I am creating a fake dataset, and would like to essentially disaggregate a sum to create dummy rows that I can populate with random dates.
For example, my df
might look like this:
id orders skips
joe 3 0
mary 2 1
jack 5 1
I want to produce is a data.frame
or data.table
that looks like this, where a successful order
is 1
and a skip is 0
:
id order
joe 1
joe 1
joe 1
mary 1
mary 0
mary 1
jack 1
jack 1
jack 1
jack 1
jack 0
jack 1
ADDITION: Ideally, the 0
values would be randomly mixed/sandwiched between 1
values if possible. This is due to a quirk of what the dataset will be used for in a problem set.

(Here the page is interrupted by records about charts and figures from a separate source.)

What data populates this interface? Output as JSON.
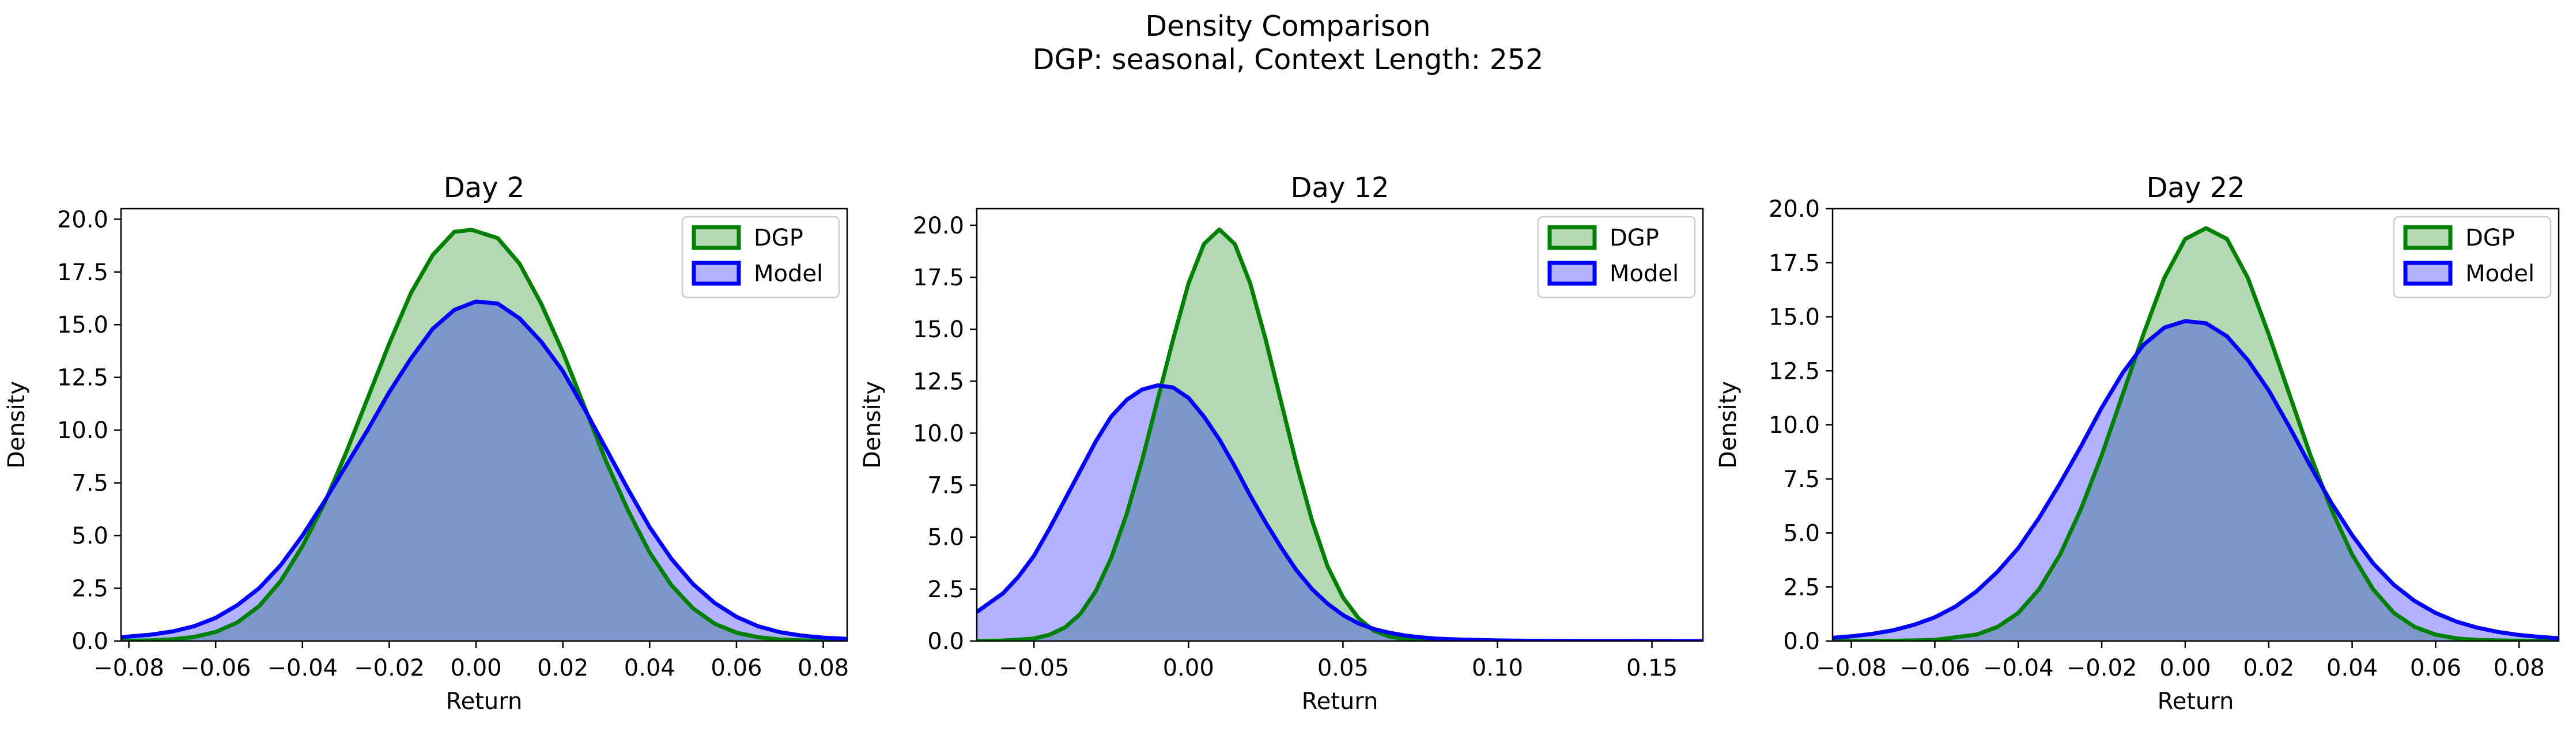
{
  "figure": {
    "title": "Density Comparison",
    "subtitle": "DGP: seasonal, Context Length: 252"
  },
  "chart_data": [
    {
      "type": "area",
      "title": "Day 2",
      "xlabel": "Return",
      "ylabel": "Density",
      "xlim": [
        -0.0818,
        0.0855
      ],
      "ylim": [
        0,
        20.5
      ],
      "xticks": [
        -0.08,
        -0.06,
        -0.04,
        -0.02,
        0.0,
        0.02,
        0.04,
        0.06,
        0.08
      ],
      "xtick_labels": [
        "−0.08",
        "−0.06",
        "−0.04",
        "−0.02",
        "0.00",
        "0.02",
        "0.04",
        "0.06",
        "0.08"
      ],
      "yticks": [
        0,
        2.5,
        5,
        7.5,
        10,
        12.5,
        15,
        17.5,
        20
      ],
      "ytick_labels": [
        "0.0",
        "2.5",
        "5.0",
        "7.5",
        "10.0",
        "12.5",
        "15.0",
        "17.5",
        "20.0"
      ],
      "legend": {
        "position": "top-right"
      },
      "series": [
        {
          "name": "DGP",
          "color": "#008000",
          "fill": "#b2d8b2",
          "x": [
            -0.0818,
            -0.075,
            -0.07,
            -0.065,
            -0.06,
            -0.055,
            -0.05,
            -0.045,
            -0.04,
            -0.035,
            -0.03,
            -0.025,
            -0.02,
            -0.015,
            -0.01,
            -0.005,
            -0.001,
            0.005,
            0.01,
            0.015,
            0.02,
            0.025,
            0.03,
            0.035,
            0.04,
            0.045,
            0.05,
            0.055,
            0.06,
            0.065,
            0.07,
            0.075,
            0.08,
            0.0855
          ],
          "y": [
            0.01,
            0.03,
            0.08,
            0.19,
            0.43,
            0.88,
            1.65,
            2.85,
            4.5,
            6.5,
            8.9,
            11.5,
            14.1,
            16.5,
            18.3,
            19.4,
            19.5,
            19.1,
            17.9,
            16.0,
            13.7,
            11.1,
            8.5,
            6.2,
            4.2,
            2.65,
            1.55,
            0.82,
            0.4,
            0.18,
            0.07,
            0.03,
            0.01,
            0.0
          ]
        },
        {
          "name": "Model",
          "color": "#0000ff",
          "fill": "#b2b2ff",
          "x": [
            -0.0818,
            -0.075,
            -0.07,
            -0.065,
            -0.06,
            -0.055,
            -0.05,
            -0.045,
            -0.04,
            -0.035,
            -0.03,
            -0.025,
            -0.02,
            -0.015,
            -0.01,
            -0.005,
            0.0,
            0.005,
            0.01,
            0.015,
            0.02,
            0.025,
            0.03,
            0.035,
            0.04,
            0.045,
            0.05,
            0.055,
            0.06,
            0.065,
            0.07,
            0.075,
            0.08,
            0.0855
          ],
          "y": [
            0.18,
            0.3,
            0.45,
            0.7,
            1.1,
            1.7,
            2.5,
            3.6,
            5.0,
            6.6,
            8.3,
            10.0,
            11.8,
            13.4,
            14.8,
            15.7,
            16.1,
            16.0,
            15.3,
            14.2,
            12.8,
            11.0,
            9.1,
            7.2,
            5.4,
            3.9,
            2.7,
            1.8,
            1.15,
            0.7,
            0.42,
            0.26,
            0.16,
            0.1
          ]
        }
      ]
    },
    {
      "type": "area",
      "title": "Day 12",
      "xlabel": "Return",
      "ylabel": "Density",
      "xlim": [
        -0.0685,
        0.1665
      ],
      "ylim": [
        0,
        20.8
      ],
      "xticks": [
        -0.05,
        0.0,
        0.05,
        0.1,
        0.15
      ],
      "xtick_labels": [
        "−0.05",
        "0.00",
        "0.05",
        "0.10",
        "0.15"
      ],
      "yticks": [
        0,
        2.5,
        5,
        7.5,
        10,
        12.5,
        15,
        17.5,
        20
      ],
      "ytick_labels": [
        "0.0",
        "2.5",
        "5.0",
        "7.5",
        "10.0",
        "12.5",
        "15.0",
        "17.5",
        "20.0"
      ],
      "legend": {
        "position": "top-right"
      },
      "series": [
        {
          "name": "DGP",
          "color": "#008000",
          "fill": "#b2d8b2",
          "x": [
            -0.0685,
            -0.06,
            -0.05,
            -0.045,
            -0.04,
            -0.035,
            -0.03,
            -0.025,
            -0.02,
            -0.015,
            -0.01,
            -0.005,
            0.0,
            0.005,
            0.01,
            0.015,
            0.02,
            0.025,
            0.03,
            0.035,
            0.04,
            0.045,
            0.05,
            0.055,
            0.06,
            0.065,
            0.07,
            0.08,
            0.1,
            0.1665
          ],
          "y": [
            0.0,
            0.02,
            0.12,
            0.3,
            0.65,
            1.3,
            2.4,
            4.0,
            6.1,
            8.7,
            11.6,
            14.5,
            17.2,
            19.1,
            19.8,
            19.1,
            17.2,
            14.5,
            11.5,
            8.5,
            5.8,
            3.6,
            2.1,
            1.1,
            0.5,
            0.22,
            0.09,
            0.01,
            0.0,
            0.0
          ]
        },
        {
          "name": "Model",
          "color": "#0000ff",
          "fill": "#b2b2ff",
          "x": [
            -0.0685,
            -0.06,
            -0.055,
            -0.05,
            -0.045,
            -0.04,
            -0.035,
            -0.03,
            -0.025,
            -0.02,
            -0.015,
            -0.01,
            -0.005,
            0.0,
            0.005,
            0.01,
            0.015,
            0.02,
            0.025,
            0.03,
            0.035,
            0.04,
            0.045,
            0.05,
            0.055,
            0.06,
            0.065,
            0.07,
            0.075,
            0.08,
            0.09,
            0.1,
            0.11,
            0.12,
            0.13,
            0.14,
            0.1665
          ],
          "y": [
            1.4,
            2.3,
            3.1,
            4.1,
            5.4,
            6.8,
            8.2,
            9.6,
            10.8,
            11.6,
            12.1,
            12.3,
            12.2,
            11.7,
            10.8,
            9.7,
            8.4,
            7.0,
            5.7,
            4.5,
            3.4,
            2.5,
            1.8,
            1.25,
            0.85,
            0.58,
            0.4,
            0.27,
            0.18,
            0.12,
            0.06,
            0.03,
            0.015,
            0.008,
            0.004,
            0.002,
            0.0
          ]
        }
      ]
    },
    {
      "type": "area",
      "title": "Day 22",
      "xlabel": "Return",
      "ylabel": "Density",
      "xlim": [
        -0.0845,
        0.0895
      ],
      "ylim": [
        0,
        20.0
      ],
      "xticks": [
        -0.08,
        -0.06,
        -0.04,
        -0.02,
        0.0,
        0.02,
        0.04,
        0.06,
        0.08
      ],
      "xtick_labels": [
        "−0.08",
        "−0.06",
        "−0.04",
        "−0.02",
        "0.00",
        "0.02",
        "0.04",
        "0.06",
        "0.08"
      ],
      "yticks": [
        0,
        2.5,
        5,
        7.5,
        10,
        12.5,
        15,
        17.5,
        20
      ],
      "ytick_labels": [
        "0.0",
        "2.5",
        "5.0",
        "7.5",
        "10.0",
        "12.5",
        "15.0",
        "17.5",
        "20.0"
      ],
      "legend": {
        "position": "top-right"
      },
      "series": [
        {
          "name": "DGP",
          "color": "#008000",
          "fill": "#b2d8b2",
          "x": [
            -0.0845,
            -0.07,
            -0.06,
            -0.05,
            -0.045,
            -0.04,
            -0.035,
            -0.03,
            -0.025,
            -0.02,
            -0.015,
            -0.01,
            -0.005,
            0.0,
            0.005,
            0.01,
            0.015,
            0.02,
            0.025,
            0.03,
            0.035,
            0.04,
            0.045,
            0.05,
            0.055,
            0.06,
            0.065,
            0.07,
            0.08,
            0.0895
          ],
          "y": [
            0.0,
            0.01,
            0.05,
            0.3,
            0.65,
            1.3,
            2.4,
            4.0,
            6.1,
            8.6,
            11.4,
            14.2,
            16.8,
            18.6,
            19.1,
            18.6,
            16.8,
            14.2,
            11.4,
            8.6,
            6.1,
            4.0,
            2.4,
            1.3,
            0.65,
            0.3,
            0.12,
            0.05,
            0.01,
            0.0
          ]
        },
        {
          "name": "Model",
          "color": "#0000ff",
          "fill": "#b2b2ff",
          "x": [
            -0.0845,
            -0.08,
            -0.075,
            -0.07,
            -0.065,
            -0.06,
            -0.055,
            -0.05,
            -0.045,
            -0.04,
            -0.035,
            -0.03,
            -0.025,
            -0.02,
            -0.015,
            -0.01,
            -0.005,
            0.0,
            0.005,
            0.01,
            0.015,
            0.02,
            0.025,
            0.03,
            0.035,
            0.04,
            0.045,
            0.05,
            0.055,
            0.06,
            0.065,
            0.07,
            0.075,
            0.08,
            0.085,
            0.0895
          ],
          "y": [
            0.15,
            0.22,
            0.33,
            0.5,
            0.75,
            1.1,
            1.6,
            2.3,
            3.2,
            4.3,
            5.7,
            7.3,
            9.0,
            10.8,
            12.4,
            13.7,
            14.5,
            14.8,
            14.7,
            14.1,
            13.0,
            11.6,
            9.9,
            8.1,
            6.4,
            4.9,
            3.6,
            2.6,
            1.85,
            1.3,
            0.9,
            0.62,
            0.42,
            0.28,
            0.19,
            0.13
          ]
        }
      ]
    }
  ]
}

In a perfect world, I'd then assign a random start_date
from a given range to each order within id
, such that:
id order date
joe 1 1/2/2016
joe 1 1/3/2016
joe 1 1/8/2016
mary 1 1/10/2016
mary 0 1/3/2016
mary 1 1/5/2016
jack 1 1/7/2016
jack 1 1/2/2016
jack 1 1/1/2016
jack 1 1/10/2016
jack 0 1/12/2016
jack 1 1/15/2016
I initially thought that I could use a combination of dcast
and reshape
to trick R into making the dataset, e.g.dcast(df,id~orders,fun.aggregate=length)
but this took me down the wrong path.
But, one must walk before they crawl. Anyone able to help?